Warehouse Talent

Since the pandemic, there have been shifts relative to recruitment and onboarding. The warehouse and distribution sector in particular may be set to see significantly higher demand than it did previously. During the pandemic, social distancing and precautionary measures played a huge part in ensuring workplace safety.

These measures also carried over into private lives, as more people have become reliant on e-commerce for products and services. The resulting e-commerce and e-retail boom have helped giants like Amazon and Walmart earn billions in revenue over the preceding two years. Likewise, the benefits may trickle down to supporting industries like the warehouse sector.

Read on to discover more information on how businesses can make the right recruiting moves to position themselves better in anticipation of this expectation.

If the surge in digital consumer buying continues, it is only logical to expect more activity in supply chains and distribution channels. For physical products in both instances, the warehouse industry plays a key role in receiving, handling, storing, and retrieving assets like inventory, tools, and the like. The boost in digital consumer spending could very well indicate a proportionate increase in the demand for warehouse services.

Warehouse service providers may need to rethink many of their strategies.
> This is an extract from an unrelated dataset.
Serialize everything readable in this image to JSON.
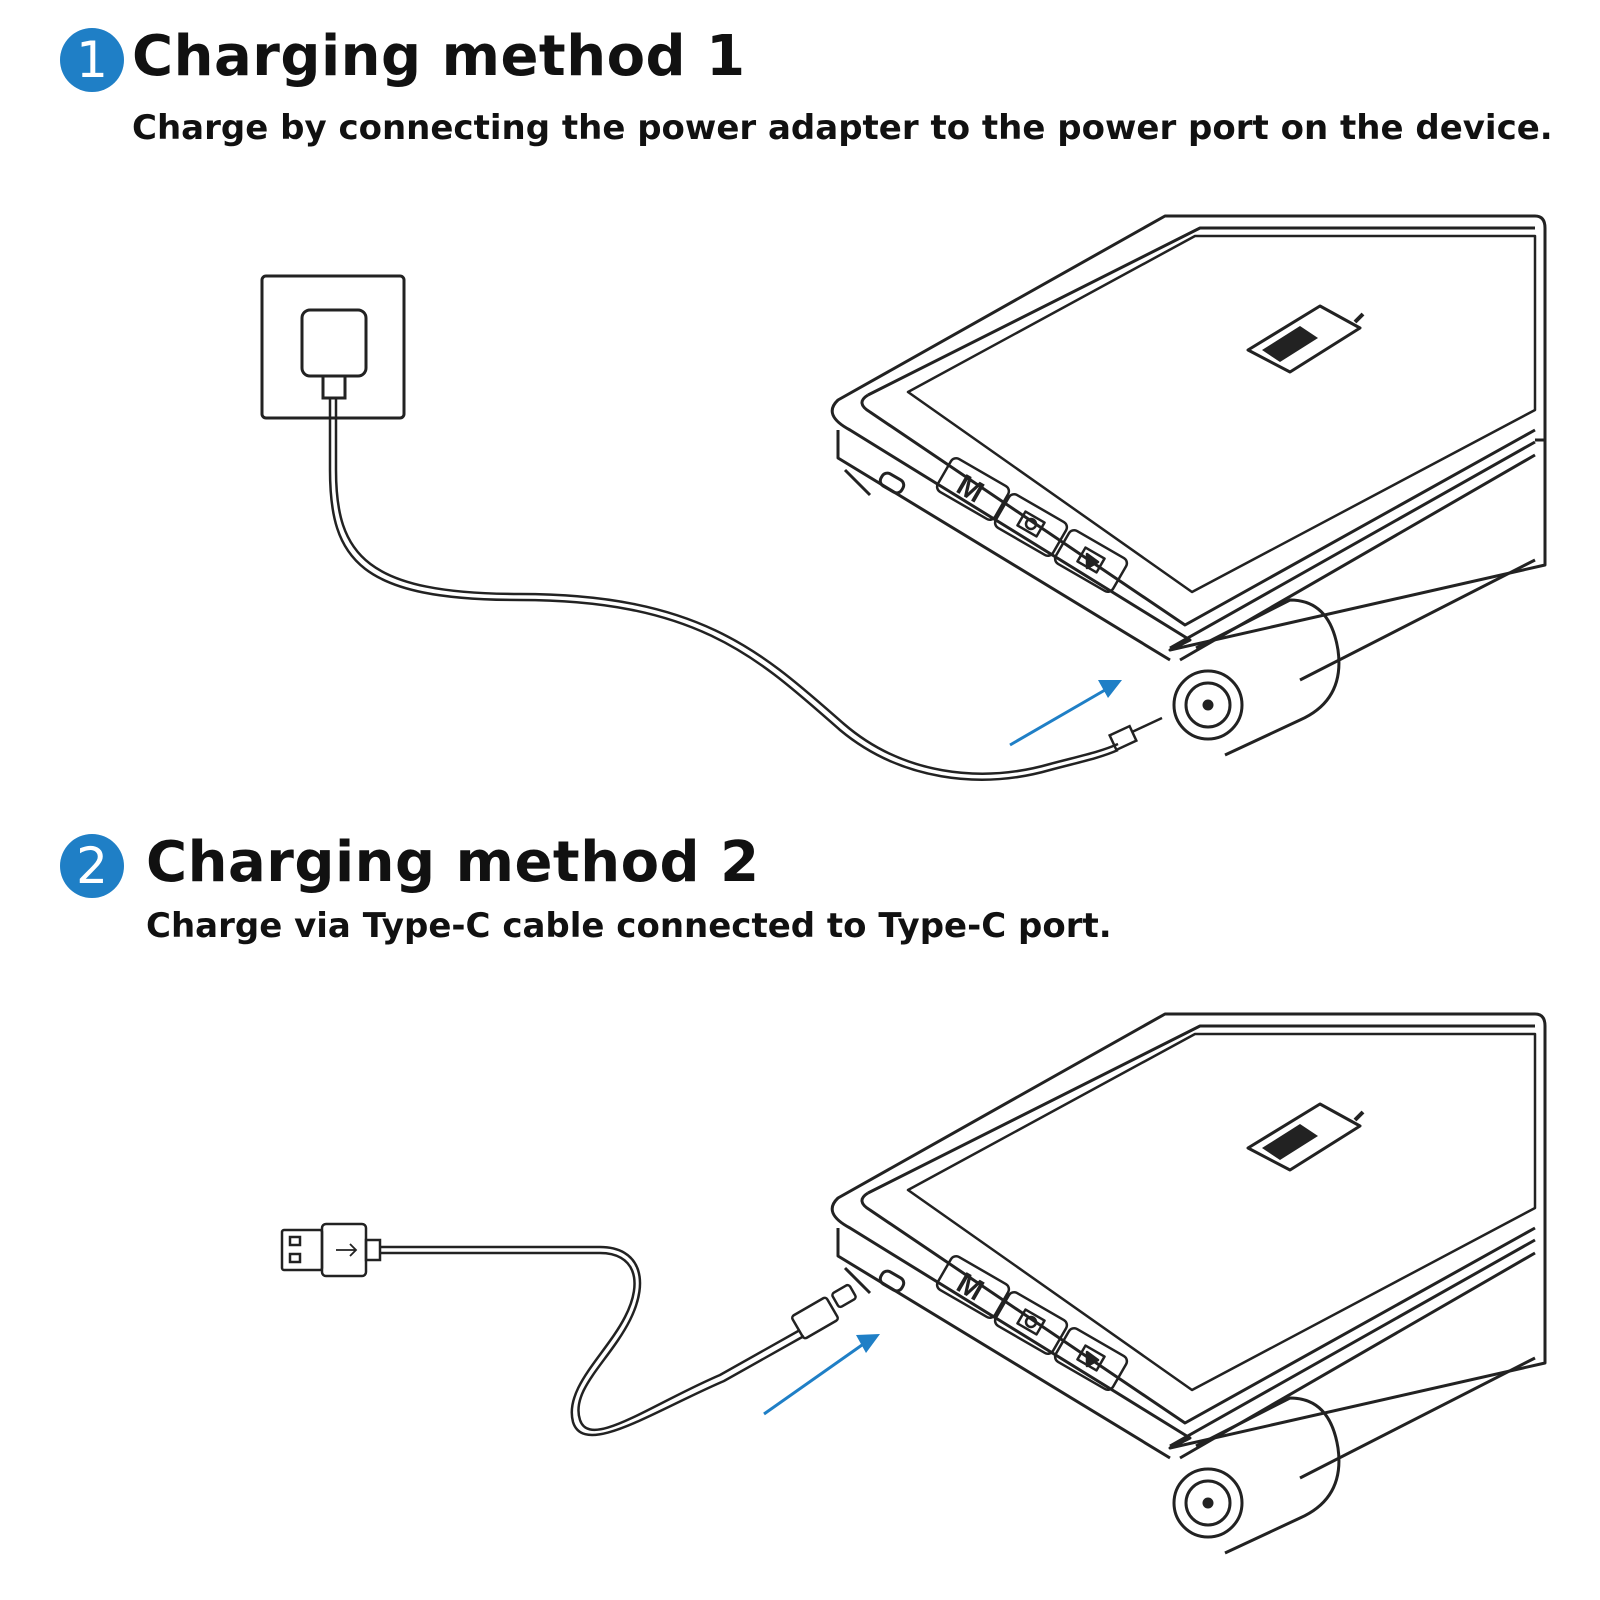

That includes expanding their total workforce as well as upskilling them to handle the increased workload. Of course, recruiting for warehouses is relatively less complicated, as candidates require less specialized skills, such as those required during a mortgage staffing drive, but businesses would do well to understand changes in candidate and employee behavior, particularly in the context of the Great Resignation.
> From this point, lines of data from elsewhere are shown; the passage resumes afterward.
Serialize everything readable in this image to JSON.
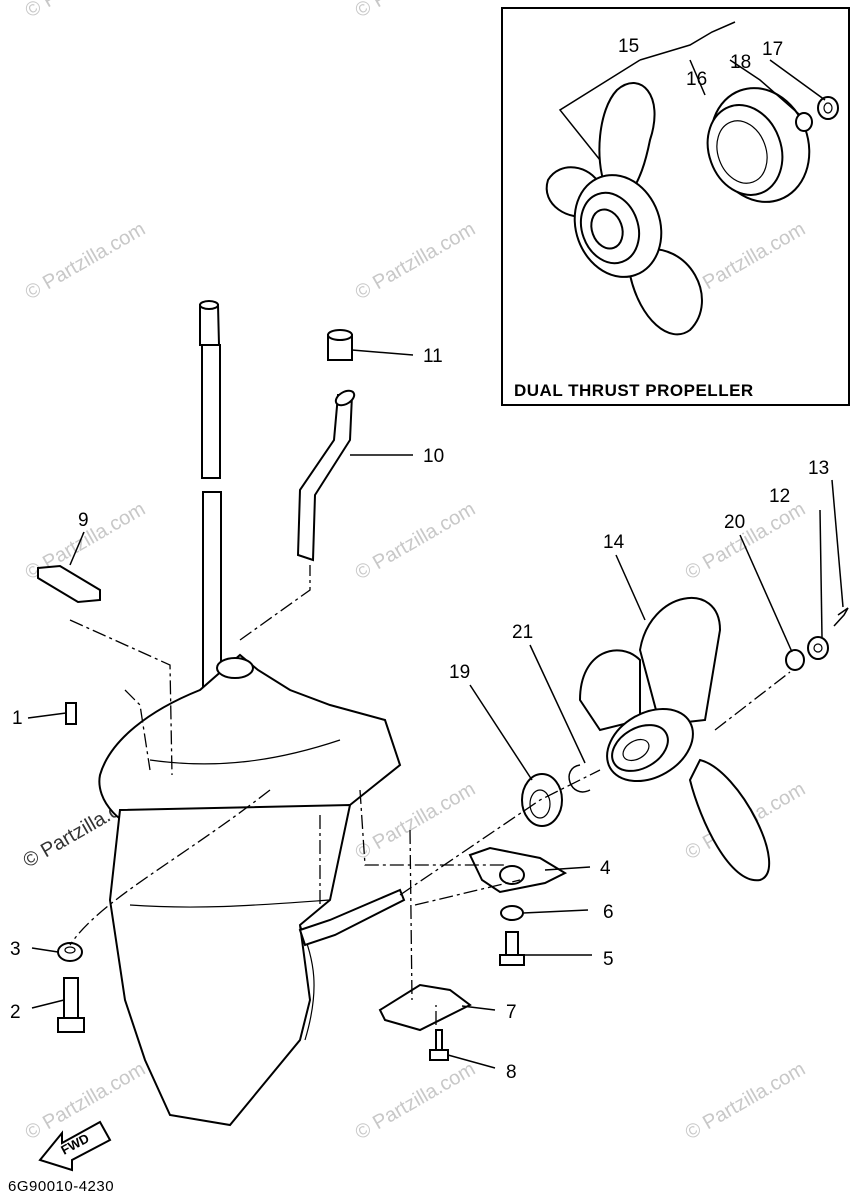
{
  "inset": {
    "title": "DUAL THRUST PROPELLER"
  },
  "callouts": [
    "1",
    "2",
    "3",
    "4",
    "5",
    "6",
    "7",
    "8",
    "9",
    "10",
    "11",
    "12",
    "13",
    "14",
    "15",
    "16",
    "17",
    "18",
    "19",
    "20",
    "21"
  ],
  "fwd_label": "FWD",
  "diagram_code": "6G90010-4230",
  "watermark": "© Partzilla.com"
}
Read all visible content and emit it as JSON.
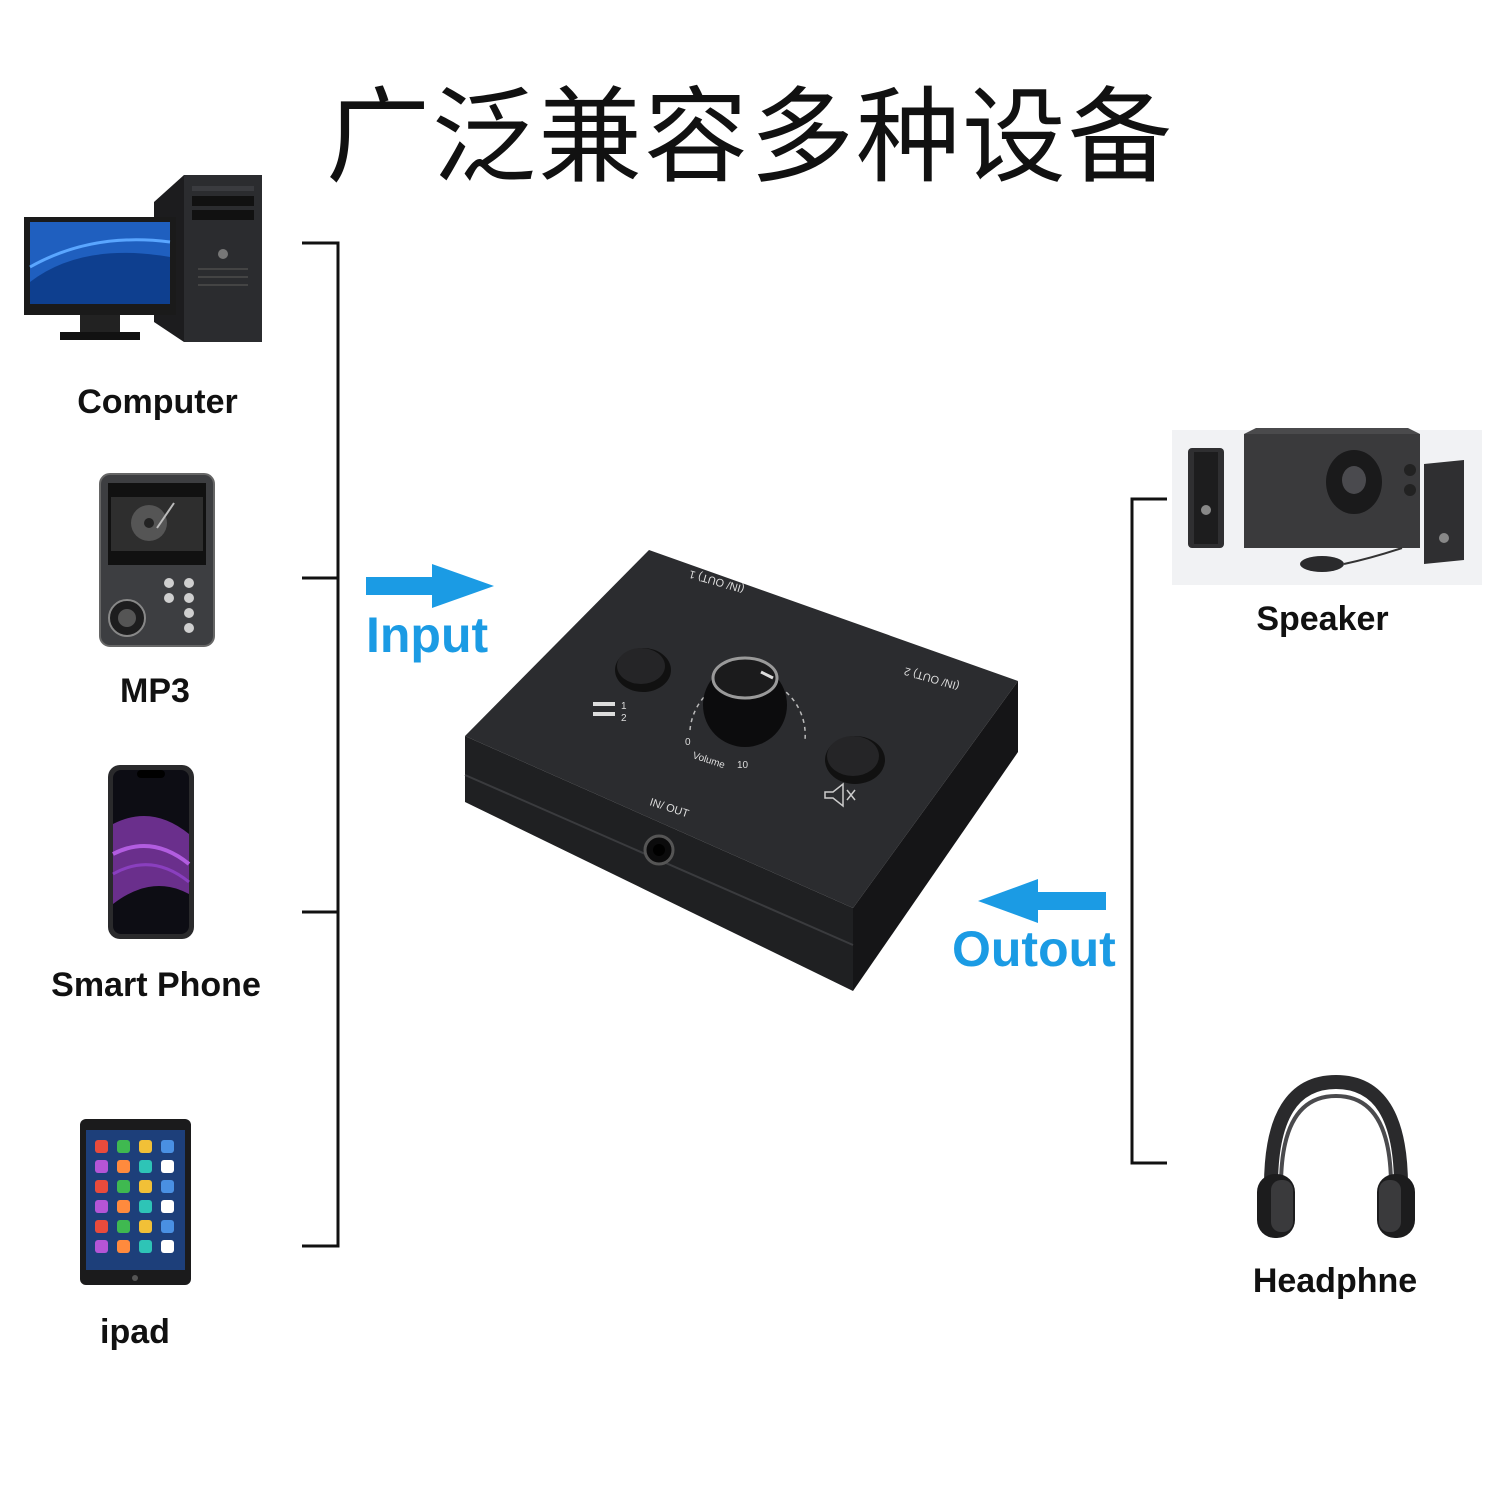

Workforce managers must prioritize retention on par with talent acquisition and recruitment strategies. Here are some key ways to increase hiring and retention success in the warehouse industry:

Streamline Hiring and Onboarding

For many warehouse businesses, the biggest roadblock to hiring and retaining talent is inefficient recruitment, especially when it comes to high-volume centralized hiring. Many warehouse companies simply don’t value recruitment enough to divert more resources to it. As a result, most hiring and onboarding processes lack the manpower and the budgets to execute streamlined hiring. This, in turn, can lower the quality of hires as well as increase the rate of unsuccessful onboarding.

The first step to ensuring better hiring and retention is to make the entire process more efficient and less complicated. There can be many ways to accomplish this. But working with a specialized staffing agency usually helps warehouse businesses stay on top of their talent needs. That way, they can focus more on the retention aspect, leaving the acquisition effort to experienced third-party recruiters.

Improve Compensation and Benefits

Candidate priorities are changing, and not just in terms of preferring contract-to-hire roles instead of temporary ones. One major contributor to poor acquisition outcomes and higher attrition rates is always the compensation and benefits structure. This is true of every industry, including the warehouse sector. The issue here, usually, is a gap between the monetary and financial benefits candidates now expect for a role, and the structure an employer is willing to offer for it.

Warehouse companies need to carefully consider the most important perks and benefits that most workers perceive favorably, but these considerations must never come at the expense of making payroll costs unsustainable.

Businesses will have to find a middle ground between competitive compensation and business sustainability. Too low, and it could become impossible to attract (or retain) high-quality talent. If too high, an overpaid workforce can threaten a business’s ability to pay its workers, leading to additional problems down the road.

Offer More Value to Soft Skills

Finally, successful hires and retaining talent can improve with a broader definition of the “value” they bring to their role. Conventional workplaces want experienced workers with demonstrable productivity. But, as more workforce managers now understand, soft skills can often be a very reliable indicator of how well a candidate can perform if hired. Soft skills like leadership, communication, and even empathy, may not seem like core workplace skills, but they are attributes that often resonate with workplace values. By extension, they can add more value to a workplace than the average candidate.

A great work ethic comprising honesty, responsibility, and accountability is not standard in any candidate pool. It is a reasonable assumption that any candidate with these attributes will display them in their quality of work. Conversely, a candidate with poor interpersonal skills could prove a potentially dangerous addition.

In this case, even if the candidate has the requisite experience, their lack of personability could cause serious workforce problems. Some may even trigger a serious workplace investigation. However, identifying the presence (or lack) of key soft skills can often help recruiters minimize the chances of recruiting the wrong candidate.